America is the most successful example of the ambitions and aspirations that were engendered by the Industrial Revolution and its aftermath. While its people have the best economic health among the nations, and they live in a high degree of political freedom, but the quality of their happiness is fragile, unreliable, and turbid. We can not confuse their level of energy with the level of their happiness. Being busy all the time is not happiness but a state of intoxication. When one is afraid to stop working for the fear of the state of unhappiness to overtake us then work is not happiness but a sedative. Work does give structure to life but it has to be work that inspires us. Without mental connections happiness is impossible. The amount of sleeping tablets, tranquilizers, and anti-depressants Americans take is colossal and unequivocally points out their cultural inadequacies. We have not taken into account the extent of drug use and the extent of crime rampant in this great country. Other industrialized countries experience the same maladies. At least a human being or a society should aim at happiness to be happy but it is only exceptional people who can break the cultural cage to acquire it.

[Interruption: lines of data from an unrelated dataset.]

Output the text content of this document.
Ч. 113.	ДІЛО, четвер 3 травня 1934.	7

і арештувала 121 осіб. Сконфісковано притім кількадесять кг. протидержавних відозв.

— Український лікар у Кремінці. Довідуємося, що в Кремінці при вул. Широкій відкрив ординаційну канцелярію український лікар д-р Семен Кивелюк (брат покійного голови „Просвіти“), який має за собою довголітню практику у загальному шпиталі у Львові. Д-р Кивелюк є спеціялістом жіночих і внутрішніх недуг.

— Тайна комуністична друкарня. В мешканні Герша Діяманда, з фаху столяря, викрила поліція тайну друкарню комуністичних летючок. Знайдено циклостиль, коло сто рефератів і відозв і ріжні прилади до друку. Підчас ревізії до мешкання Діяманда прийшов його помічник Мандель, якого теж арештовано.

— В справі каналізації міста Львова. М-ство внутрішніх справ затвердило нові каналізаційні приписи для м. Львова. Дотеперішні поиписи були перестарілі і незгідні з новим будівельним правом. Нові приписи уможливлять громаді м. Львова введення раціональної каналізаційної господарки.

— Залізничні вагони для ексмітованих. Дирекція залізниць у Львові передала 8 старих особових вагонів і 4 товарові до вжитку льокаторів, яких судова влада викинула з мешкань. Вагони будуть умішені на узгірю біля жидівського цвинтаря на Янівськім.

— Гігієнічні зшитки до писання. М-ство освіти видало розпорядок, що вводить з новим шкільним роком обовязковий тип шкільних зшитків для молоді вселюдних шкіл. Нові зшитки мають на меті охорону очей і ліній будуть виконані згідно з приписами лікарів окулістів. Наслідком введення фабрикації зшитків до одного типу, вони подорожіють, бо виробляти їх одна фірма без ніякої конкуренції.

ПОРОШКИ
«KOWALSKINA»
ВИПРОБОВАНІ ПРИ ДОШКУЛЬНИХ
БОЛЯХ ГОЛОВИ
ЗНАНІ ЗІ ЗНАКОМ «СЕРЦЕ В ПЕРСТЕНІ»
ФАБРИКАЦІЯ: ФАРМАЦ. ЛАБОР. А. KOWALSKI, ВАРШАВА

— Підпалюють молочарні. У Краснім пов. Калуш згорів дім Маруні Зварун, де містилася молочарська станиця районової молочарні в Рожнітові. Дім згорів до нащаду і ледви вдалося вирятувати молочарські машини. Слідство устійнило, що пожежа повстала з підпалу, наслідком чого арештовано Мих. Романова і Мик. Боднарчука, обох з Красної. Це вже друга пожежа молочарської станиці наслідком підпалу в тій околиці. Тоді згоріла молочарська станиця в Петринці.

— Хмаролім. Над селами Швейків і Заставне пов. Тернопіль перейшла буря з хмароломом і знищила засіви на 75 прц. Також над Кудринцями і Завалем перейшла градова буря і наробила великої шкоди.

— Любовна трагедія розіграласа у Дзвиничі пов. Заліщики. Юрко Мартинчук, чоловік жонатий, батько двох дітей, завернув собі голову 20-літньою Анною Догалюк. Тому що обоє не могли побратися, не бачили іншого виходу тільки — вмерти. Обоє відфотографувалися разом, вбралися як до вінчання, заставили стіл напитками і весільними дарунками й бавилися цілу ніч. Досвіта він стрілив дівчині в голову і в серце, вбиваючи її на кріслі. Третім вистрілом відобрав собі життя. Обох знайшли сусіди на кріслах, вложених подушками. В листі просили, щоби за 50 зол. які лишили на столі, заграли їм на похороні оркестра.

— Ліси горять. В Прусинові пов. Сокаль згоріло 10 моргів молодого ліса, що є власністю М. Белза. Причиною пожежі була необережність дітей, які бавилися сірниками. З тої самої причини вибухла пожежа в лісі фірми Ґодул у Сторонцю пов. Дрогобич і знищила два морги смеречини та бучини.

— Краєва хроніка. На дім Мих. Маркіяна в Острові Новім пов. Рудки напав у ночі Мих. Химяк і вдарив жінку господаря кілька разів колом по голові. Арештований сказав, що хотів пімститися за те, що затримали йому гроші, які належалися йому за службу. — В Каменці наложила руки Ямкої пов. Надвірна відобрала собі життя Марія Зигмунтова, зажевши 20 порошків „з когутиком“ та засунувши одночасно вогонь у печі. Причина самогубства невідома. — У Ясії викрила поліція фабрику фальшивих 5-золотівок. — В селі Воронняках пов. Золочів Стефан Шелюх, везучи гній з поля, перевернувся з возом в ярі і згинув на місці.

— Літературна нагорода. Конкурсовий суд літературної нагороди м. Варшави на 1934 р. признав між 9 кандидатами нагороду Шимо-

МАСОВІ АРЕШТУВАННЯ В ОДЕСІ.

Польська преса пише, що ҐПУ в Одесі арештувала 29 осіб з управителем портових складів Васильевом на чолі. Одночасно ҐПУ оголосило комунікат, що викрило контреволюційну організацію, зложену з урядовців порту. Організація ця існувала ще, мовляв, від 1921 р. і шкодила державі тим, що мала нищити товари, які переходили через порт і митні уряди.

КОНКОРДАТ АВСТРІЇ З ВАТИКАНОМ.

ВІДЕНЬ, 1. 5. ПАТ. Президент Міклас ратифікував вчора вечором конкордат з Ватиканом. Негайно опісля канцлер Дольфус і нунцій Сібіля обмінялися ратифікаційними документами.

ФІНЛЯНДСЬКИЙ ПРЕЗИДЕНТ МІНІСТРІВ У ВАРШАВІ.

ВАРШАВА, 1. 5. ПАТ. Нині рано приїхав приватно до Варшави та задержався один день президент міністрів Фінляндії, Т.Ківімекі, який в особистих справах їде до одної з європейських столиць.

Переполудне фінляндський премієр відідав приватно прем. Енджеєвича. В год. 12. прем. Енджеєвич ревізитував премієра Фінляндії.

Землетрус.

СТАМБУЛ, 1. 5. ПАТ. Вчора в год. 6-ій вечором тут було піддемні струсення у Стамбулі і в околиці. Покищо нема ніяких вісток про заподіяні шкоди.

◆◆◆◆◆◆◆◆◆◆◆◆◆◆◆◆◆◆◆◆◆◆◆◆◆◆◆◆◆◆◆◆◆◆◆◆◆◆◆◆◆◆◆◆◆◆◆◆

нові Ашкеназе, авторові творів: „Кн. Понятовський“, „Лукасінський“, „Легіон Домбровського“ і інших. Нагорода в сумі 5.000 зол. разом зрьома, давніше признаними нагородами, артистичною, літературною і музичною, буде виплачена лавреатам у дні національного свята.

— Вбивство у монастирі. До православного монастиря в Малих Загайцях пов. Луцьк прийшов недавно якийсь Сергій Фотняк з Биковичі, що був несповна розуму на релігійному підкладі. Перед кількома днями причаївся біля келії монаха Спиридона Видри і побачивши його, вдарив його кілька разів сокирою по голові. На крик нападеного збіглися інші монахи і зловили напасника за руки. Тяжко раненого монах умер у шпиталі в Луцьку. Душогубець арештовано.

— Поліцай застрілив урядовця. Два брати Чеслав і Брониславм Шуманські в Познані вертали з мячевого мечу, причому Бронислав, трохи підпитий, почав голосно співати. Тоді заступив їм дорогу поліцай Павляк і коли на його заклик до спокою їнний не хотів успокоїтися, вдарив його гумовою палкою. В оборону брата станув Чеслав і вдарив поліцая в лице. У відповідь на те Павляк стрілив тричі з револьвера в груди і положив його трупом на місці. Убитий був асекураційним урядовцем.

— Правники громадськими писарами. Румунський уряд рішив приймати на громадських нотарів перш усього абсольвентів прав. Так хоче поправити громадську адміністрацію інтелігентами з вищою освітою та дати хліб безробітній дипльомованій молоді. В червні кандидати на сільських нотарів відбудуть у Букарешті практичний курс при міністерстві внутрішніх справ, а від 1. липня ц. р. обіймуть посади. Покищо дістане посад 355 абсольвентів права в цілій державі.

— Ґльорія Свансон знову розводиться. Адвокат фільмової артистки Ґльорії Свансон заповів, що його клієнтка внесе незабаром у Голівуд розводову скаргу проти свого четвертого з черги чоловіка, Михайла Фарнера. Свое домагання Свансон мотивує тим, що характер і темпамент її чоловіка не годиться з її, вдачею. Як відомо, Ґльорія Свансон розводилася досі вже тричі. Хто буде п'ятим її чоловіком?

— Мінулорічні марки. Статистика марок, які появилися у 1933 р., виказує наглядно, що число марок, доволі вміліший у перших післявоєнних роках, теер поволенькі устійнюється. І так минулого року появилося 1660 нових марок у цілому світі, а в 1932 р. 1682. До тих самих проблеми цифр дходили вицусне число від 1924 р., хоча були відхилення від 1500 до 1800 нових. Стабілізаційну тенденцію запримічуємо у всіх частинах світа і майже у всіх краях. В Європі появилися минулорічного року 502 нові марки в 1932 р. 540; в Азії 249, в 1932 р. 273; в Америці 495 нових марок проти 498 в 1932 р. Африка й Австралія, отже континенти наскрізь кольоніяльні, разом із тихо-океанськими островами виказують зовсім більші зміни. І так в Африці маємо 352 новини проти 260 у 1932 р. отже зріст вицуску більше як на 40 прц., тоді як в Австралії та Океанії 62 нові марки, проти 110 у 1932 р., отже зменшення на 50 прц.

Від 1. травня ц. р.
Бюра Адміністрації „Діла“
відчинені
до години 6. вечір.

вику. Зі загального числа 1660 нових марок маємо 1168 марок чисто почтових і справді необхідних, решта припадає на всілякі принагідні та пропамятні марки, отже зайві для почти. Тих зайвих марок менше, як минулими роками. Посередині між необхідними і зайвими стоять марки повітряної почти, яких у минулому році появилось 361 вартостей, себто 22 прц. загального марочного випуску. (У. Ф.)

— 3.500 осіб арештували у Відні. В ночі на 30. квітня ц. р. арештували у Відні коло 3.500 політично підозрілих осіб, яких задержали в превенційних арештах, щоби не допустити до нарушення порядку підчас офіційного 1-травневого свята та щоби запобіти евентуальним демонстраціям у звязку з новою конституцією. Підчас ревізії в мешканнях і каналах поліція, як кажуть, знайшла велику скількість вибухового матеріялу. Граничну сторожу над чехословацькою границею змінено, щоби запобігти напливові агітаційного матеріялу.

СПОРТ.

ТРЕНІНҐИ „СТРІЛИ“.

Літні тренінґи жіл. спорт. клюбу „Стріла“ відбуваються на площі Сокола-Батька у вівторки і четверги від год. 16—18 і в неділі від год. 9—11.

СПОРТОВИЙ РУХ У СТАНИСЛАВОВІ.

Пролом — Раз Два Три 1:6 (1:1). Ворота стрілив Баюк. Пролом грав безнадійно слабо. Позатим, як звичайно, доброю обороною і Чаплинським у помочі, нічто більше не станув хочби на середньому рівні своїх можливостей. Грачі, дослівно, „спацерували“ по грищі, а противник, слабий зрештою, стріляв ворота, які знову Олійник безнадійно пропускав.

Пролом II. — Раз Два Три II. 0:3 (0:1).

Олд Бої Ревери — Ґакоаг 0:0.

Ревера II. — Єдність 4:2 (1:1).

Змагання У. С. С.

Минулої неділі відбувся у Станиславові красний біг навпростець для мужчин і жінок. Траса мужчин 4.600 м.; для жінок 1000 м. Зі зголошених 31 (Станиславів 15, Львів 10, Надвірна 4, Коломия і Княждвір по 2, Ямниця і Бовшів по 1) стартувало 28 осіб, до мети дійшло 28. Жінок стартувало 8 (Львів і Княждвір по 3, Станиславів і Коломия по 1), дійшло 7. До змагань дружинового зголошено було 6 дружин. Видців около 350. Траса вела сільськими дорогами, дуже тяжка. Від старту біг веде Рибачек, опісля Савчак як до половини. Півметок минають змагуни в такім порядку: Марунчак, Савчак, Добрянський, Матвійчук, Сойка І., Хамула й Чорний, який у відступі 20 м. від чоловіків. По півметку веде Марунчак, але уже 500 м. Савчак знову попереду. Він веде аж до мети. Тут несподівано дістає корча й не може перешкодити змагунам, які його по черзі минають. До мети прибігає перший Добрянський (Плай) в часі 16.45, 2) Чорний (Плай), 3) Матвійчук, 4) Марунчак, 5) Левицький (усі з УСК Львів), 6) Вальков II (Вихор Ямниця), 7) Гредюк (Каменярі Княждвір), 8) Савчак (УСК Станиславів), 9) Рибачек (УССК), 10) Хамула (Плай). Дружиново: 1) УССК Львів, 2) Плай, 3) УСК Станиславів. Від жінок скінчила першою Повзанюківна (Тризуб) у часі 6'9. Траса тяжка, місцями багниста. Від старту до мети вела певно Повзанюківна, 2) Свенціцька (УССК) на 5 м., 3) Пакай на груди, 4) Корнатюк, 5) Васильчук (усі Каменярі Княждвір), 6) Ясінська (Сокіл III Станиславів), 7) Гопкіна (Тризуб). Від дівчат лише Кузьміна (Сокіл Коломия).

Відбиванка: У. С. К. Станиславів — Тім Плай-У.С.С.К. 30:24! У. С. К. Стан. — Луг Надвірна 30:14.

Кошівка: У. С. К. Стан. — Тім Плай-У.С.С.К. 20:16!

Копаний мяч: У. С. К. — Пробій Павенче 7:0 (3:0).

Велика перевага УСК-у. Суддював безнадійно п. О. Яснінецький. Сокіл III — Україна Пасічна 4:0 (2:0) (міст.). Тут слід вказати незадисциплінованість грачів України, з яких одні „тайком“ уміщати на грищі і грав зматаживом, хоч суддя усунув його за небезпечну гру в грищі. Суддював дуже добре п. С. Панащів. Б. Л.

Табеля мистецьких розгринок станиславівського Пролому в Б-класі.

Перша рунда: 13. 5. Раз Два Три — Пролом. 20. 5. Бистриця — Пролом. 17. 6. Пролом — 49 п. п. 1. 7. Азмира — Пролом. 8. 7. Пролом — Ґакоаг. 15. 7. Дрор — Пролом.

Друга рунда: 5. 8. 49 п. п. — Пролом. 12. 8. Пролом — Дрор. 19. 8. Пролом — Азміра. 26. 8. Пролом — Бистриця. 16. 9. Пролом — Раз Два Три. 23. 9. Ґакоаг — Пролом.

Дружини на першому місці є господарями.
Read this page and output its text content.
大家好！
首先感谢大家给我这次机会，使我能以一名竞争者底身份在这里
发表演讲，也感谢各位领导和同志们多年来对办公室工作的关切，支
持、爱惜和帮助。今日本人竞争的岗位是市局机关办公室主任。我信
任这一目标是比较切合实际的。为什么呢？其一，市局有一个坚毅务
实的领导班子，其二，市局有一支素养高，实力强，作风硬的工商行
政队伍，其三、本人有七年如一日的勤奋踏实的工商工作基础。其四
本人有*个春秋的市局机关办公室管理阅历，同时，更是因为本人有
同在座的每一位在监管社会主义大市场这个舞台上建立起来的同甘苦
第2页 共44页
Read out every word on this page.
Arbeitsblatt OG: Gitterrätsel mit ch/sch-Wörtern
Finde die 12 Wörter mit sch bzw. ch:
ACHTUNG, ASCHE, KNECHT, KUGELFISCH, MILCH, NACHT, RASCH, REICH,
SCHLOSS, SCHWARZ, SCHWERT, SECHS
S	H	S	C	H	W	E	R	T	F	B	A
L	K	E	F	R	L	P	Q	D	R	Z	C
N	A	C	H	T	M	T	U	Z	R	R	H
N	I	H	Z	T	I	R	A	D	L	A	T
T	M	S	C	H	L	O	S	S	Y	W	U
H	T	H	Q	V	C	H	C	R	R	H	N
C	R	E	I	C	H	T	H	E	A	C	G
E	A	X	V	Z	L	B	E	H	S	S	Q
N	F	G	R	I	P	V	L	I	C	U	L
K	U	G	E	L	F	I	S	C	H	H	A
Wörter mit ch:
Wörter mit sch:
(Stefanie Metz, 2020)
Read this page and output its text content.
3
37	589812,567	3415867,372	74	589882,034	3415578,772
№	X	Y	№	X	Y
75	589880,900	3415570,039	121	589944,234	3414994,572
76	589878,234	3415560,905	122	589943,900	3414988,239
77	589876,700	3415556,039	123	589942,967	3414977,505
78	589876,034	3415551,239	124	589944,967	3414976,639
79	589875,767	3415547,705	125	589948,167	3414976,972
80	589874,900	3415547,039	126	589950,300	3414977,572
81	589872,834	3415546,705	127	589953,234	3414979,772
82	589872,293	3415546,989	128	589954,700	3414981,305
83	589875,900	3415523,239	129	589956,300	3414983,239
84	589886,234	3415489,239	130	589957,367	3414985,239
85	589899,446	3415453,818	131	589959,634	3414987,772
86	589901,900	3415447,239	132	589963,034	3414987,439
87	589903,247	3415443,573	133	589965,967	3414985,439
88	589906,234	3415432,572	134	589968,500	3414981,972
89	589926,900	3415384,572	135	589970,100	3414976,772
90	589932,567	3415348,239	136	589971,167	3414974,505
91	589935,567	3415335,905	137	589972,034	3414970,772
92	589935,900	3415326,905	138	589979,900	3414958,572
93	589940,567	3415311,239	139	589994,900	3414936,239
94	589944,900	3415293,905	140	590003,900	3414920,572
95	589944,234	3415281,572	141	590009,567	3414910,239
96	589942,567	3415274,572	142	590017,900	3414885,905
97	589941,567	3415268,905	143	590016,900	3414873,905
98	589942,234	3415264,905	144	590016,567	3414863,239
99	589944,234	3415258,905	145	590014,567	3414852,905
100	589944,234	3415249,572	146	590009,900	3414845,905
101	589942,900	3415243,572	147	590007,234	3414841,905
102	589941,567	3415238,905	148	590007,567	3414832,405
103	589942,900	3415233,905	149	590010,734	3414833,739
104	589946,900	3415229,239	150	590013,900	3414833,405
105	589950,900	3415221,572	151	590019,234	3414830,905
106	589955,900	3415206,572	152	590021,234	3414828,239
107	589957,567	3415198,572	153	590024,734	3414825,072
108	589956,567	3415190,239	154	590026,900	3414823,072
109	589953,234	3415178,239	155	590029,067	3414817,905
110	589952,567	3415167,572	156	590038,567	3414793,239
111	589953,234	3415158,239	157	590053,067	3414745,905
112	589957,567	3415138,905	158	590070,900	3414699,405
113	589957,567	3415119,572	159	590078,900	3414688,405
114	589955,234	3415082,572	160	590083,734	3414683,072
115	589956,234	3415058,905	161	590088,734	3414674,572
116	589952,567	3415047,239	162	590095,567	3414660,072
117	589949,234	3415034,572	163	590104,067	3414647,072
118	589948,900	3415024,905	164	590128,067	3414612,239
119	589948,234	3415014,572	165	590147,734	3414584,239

The Age Of Technology has made man isolated more than he should be. There are special individuals for whom isolation can lead to creativity and moral acumen but for common man it is stifling. The burden of loneliness for modern man is too high a price to pay for his economic gains. Family is no longer the lowest common denominator of society but an individual is. This has lead to a warped vision of mankind. Man cannot survive on this planet unless he thinks in terms of mankind.

Idea is the bedrock of our mind. Without it mind will be empty and colorless. And with that life will be an empty cocoon just driven by the physical machinery. Animals also live but they do not possess the grandeur of human mind. Modern man’s mind is mostly used for solving practical problems and does not soar in the firmament of his imagination. With the result he lives much below his potential. Religion, art, and science are three of the greatest creations of man. If we do not pursue them without our whole spirit we are living mediocre lives. This message got squeezed out a good bit since the Industrial Revolution as the economic progress took ascendancy over the finer things of life. To live without the sense that human life is a great experience and pregnant with high possibilities has reduced the quality of life.

Mammoth amounts of money are being expended by nations to prepare themselves to defend themselves in case another nation attacks them. This is such an insane idea that an introspection on it boomerangs to the thinker with a lethal radiation. It would have been realistic for the nations to have some defense against a human-level attack but what defense can you have against a nuclear attack because killing your attacker on a mass level would be a suicide for the mankind.

Competition at a cut-throat level in politics, business, academia, and in other human walks has stifled the spirit of the participants to achieve perfection. In a short time that a human being lives what is the need to dry the wells of their inspiration to achieve brilliant results of their work. Almost everywhere in modern life we see forces that want to extinguish human spirit, encouraging ego and greed. The latter support the twin demons that poison the inherent grandeur of idealism and a sense of beauty man is born with.

What is missing in modern mind is ‘spiritualism?” Spiritualism in the sense of closeness to nature, idealism, pursuit of beauty, truthfulness, and perfectionism. Modern man only thinks of clever ways to achieve things but pays scant attention to the connection with the “spirit” he is born with. I do not have the slightest doubt that in some fifty to hundred years from now when the lust for materialism wanes in this segment of human history, the “spirituality” of man will be reborn. He will restart seeing cosmos with different eyes.